For the year ended Dec. 31, 2002, Partner Re’s operating earnings were $187 million or $3.60 per share on a fully diluted basis, while its net premiums written reached $2.7 billion, an increase of 45 percent from 2001. Net income for the year was $190.3 million, or $3.28 per share (after deduction of preferred dividends), which included net after-tax realized investment losses of $16.7 million.
In 2001 Partner Re posted a $222.4 million or $4.44 per share operating loss, and net losses of $160.5 million or $3.60 per share after net realized investment gains of $14.1 million after tax and what it termed “the positive cumulative effect of adopting FAS 133 of $27.8 million.”
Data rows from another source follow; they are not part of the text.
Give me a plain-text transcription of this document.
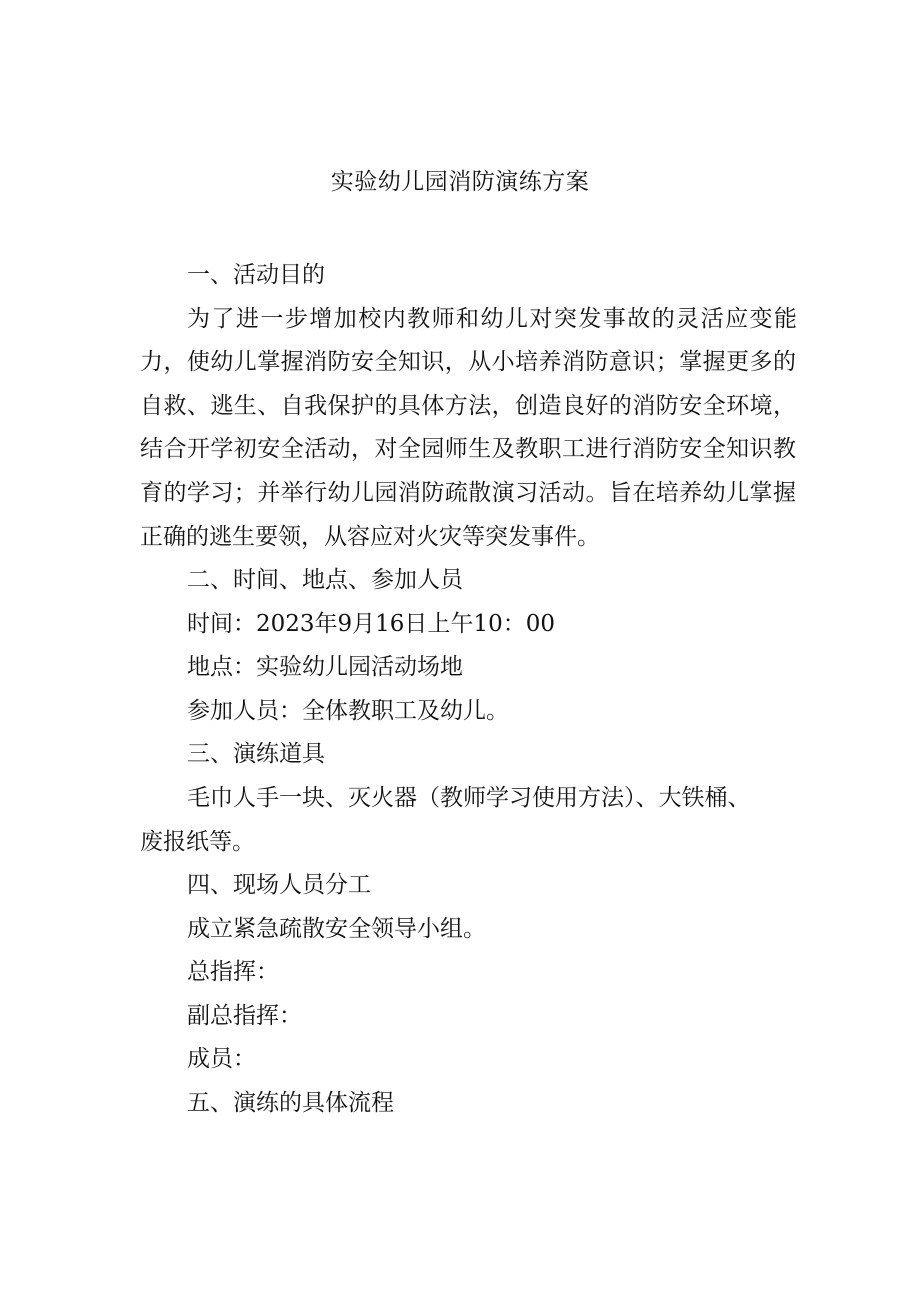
实验幼儿园消防演练方案
一、活动目的
为了进一步增加校内教师和幼儿对突发事故的灵活应变能
力，使幼儿掌握消防安全知识，从小培养消防意识；掌握更多的
自救、逃生、自我保护的具体方法，创造良好的消防安全环境，
结合开学初安全活动，对全园师生及教职工进行消防安全知识教
育的学习；并举行幼儿园消防疏散演习活动。旨在培养幼儿掌握
正确的逃生要领，从容应对火灾等突发事件。
二、时间、地点、参加人员
时间：2023年9月16日上午10：00
地点：实验幼儿园活动场地
参加人员：全体教职工及幼儿。
三、演练道具
毛巾人手一块、灭火器（教师学习使用方法）、大铁桶、
废报纸等。
四、现场人员分工
成立紧急疏散安全领导小组。
总指挥：
副总指挥：
成员：
五、演练的具体流程
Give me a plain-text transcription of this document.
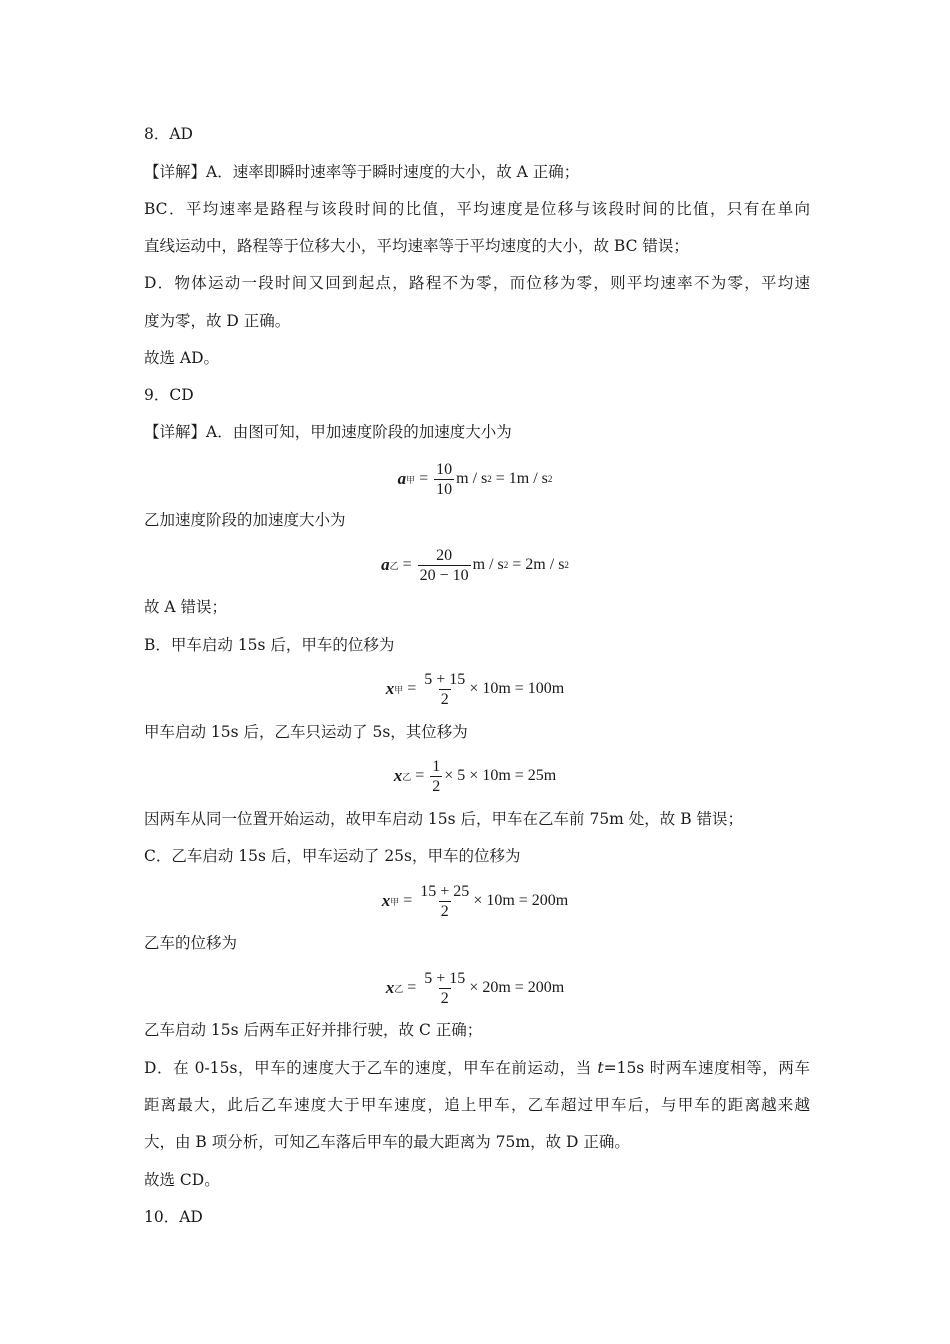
8．AD
【详解】A．速率即瞬时速率等于瞬时速度的大小，故 A 正确；
BC．平均速率是路程与该段时间的比值，平均速度是位移与该段时间的比值，只有在单向
直线运动中，路程等于位移大小，平均速率等于平均速度的大小，故 BC 错误；
D．物体运动一段时间又回到起点，路程不为零，而位移为零，则平均速率不为零，平均速
度为零，故 D 正确。
故选 AD。
9．CD
【详解】A．由图可知，甲加速度阶段的加速度大小为
a 甲 = $\frac{10}{10}$ m / s 2 = 1m / s 2
乙加速度阶段的加速度大小为
a 乙 = $\frac{20}{20 - 10}$ m / s 2 = 2m / s 2
故 A 错误；
B．甲车启动 15s 后，甲车的位移为
x 甲 = $\frac{5 + 15}{2} \times 10m = 100m$
甲车启动 15s 后，乙车只运动了 5s，其位移为
x 乙 = $\frac{1}{2} \times 5 \times 10m = 25m$
因两车从同一位置开始运动，故甲车启动 15s 后，甲车在乙车前 75m 处，故 B 错误；
C．乙车启动 15s 后，甲车运动了 25s，甲车的位移为
x 甲 = $\frac{15 + 25}{2} \times 10m = 200m$
乙车的位移为
x 乙 = $\frac{5 + 15}{2} \times 20m = 200m$
乙车启动 15s 后两车正好并排行驶，故 C 正确；
D．在 0-15s，甲车的速度大于乙车的速度，甲车在前运动，当 t=15s 时两车速度相等，两车
距离最大，此后乙车速度大于甲车速度，追上甲车，乙车超过甲车后，与甲车的距离越来越
大，由 B 项分析，可知乙车落后甲车的最大距离为 75m，故 D 正确。
故选 CD。
10．AD
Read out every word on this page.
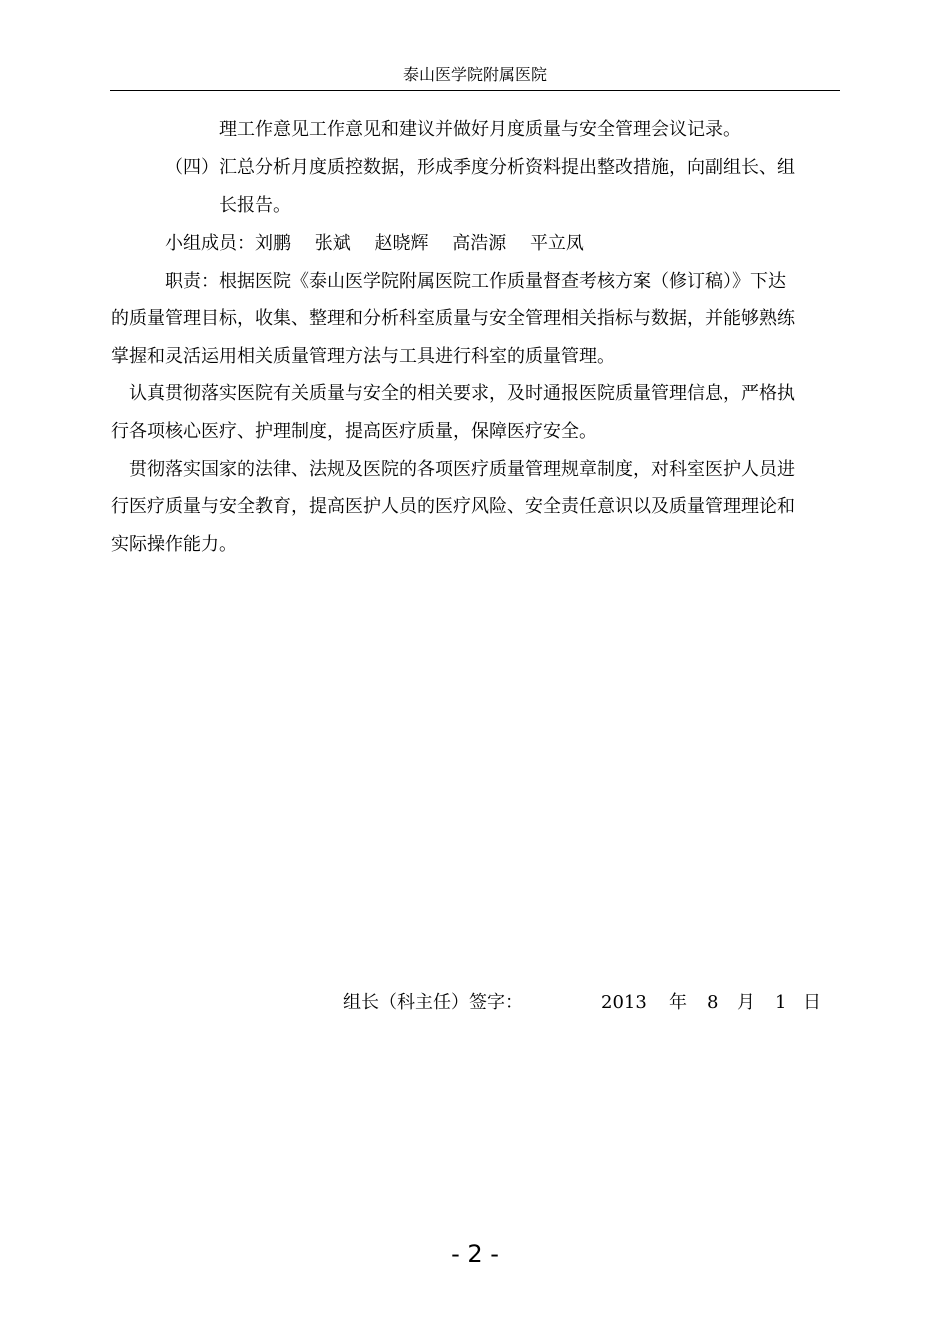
泰山医学院附属医院
理工作意见工作意见和建议并做好月度质量与安全管理会议记录。
（四）汇总分析月度质控数据，形成季度分析资料提出整改措施，向副组长、组
长报告。
小组成员：刘鹏 张斌 赵晓辉 高浩源 平立凤
职责：根据医院《泰山医学院附属医院工作质量督查考核方案（修订稿）》下达
的质量管理目标，收集、整理和分析科室质量与安全管理相关指标与数据，并能够熟练
掌握和灵活运用相关质量管理方法与工具进行科室的质量管理。
认真贯彻落实医院有关质量与安全的相关要求，及时通报医院质量管理信息，严格执
行各项核心医疗、护理制度，提高医疗质量，保障医疗安全。
贯彻落实国家的法律、法规及医院的各项医疗质量管理规章制度，对科室医护人员进
行医疗质量与安全教育，提高医护人员的医疗风险、安全责任意识以及质量管理理论和
实际操作能力。
组长（科主任）签字：	2013 年 8 月 1 日
- 2 -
President & CEO Patrick Thiele, commented, “We had an excellent fourth quarter to finish 2002. Overall it was a good year, with calendar year ROE of 12.5 percent, and book value per share growth of 17 percent. Premium growth of 45 percent was driven by excellent pricing conditions in most of our markets.”
The bulletin noted that “results for 2001 were impacted by a loss of $400 million, or $8.01 per diluted share after tax, as a result of the terrorist attack of Sept. 11.” It indicated that developments in the fourth quarter of 2002 seemed to reflect “a return to a more normalized level of profitability given current market conditions, while results in the fourth quarter of 2001 were impacted by a $47.3 million pre-tax loss ($0.60 per diluted share after tax) relating to the Company’s exposure to Enron Corp., as well as unusually high frequency of large losses in Europe.”
Partner Re reaffirmed its expectations of achieving a return on equity in excess of 17 percent in 2003.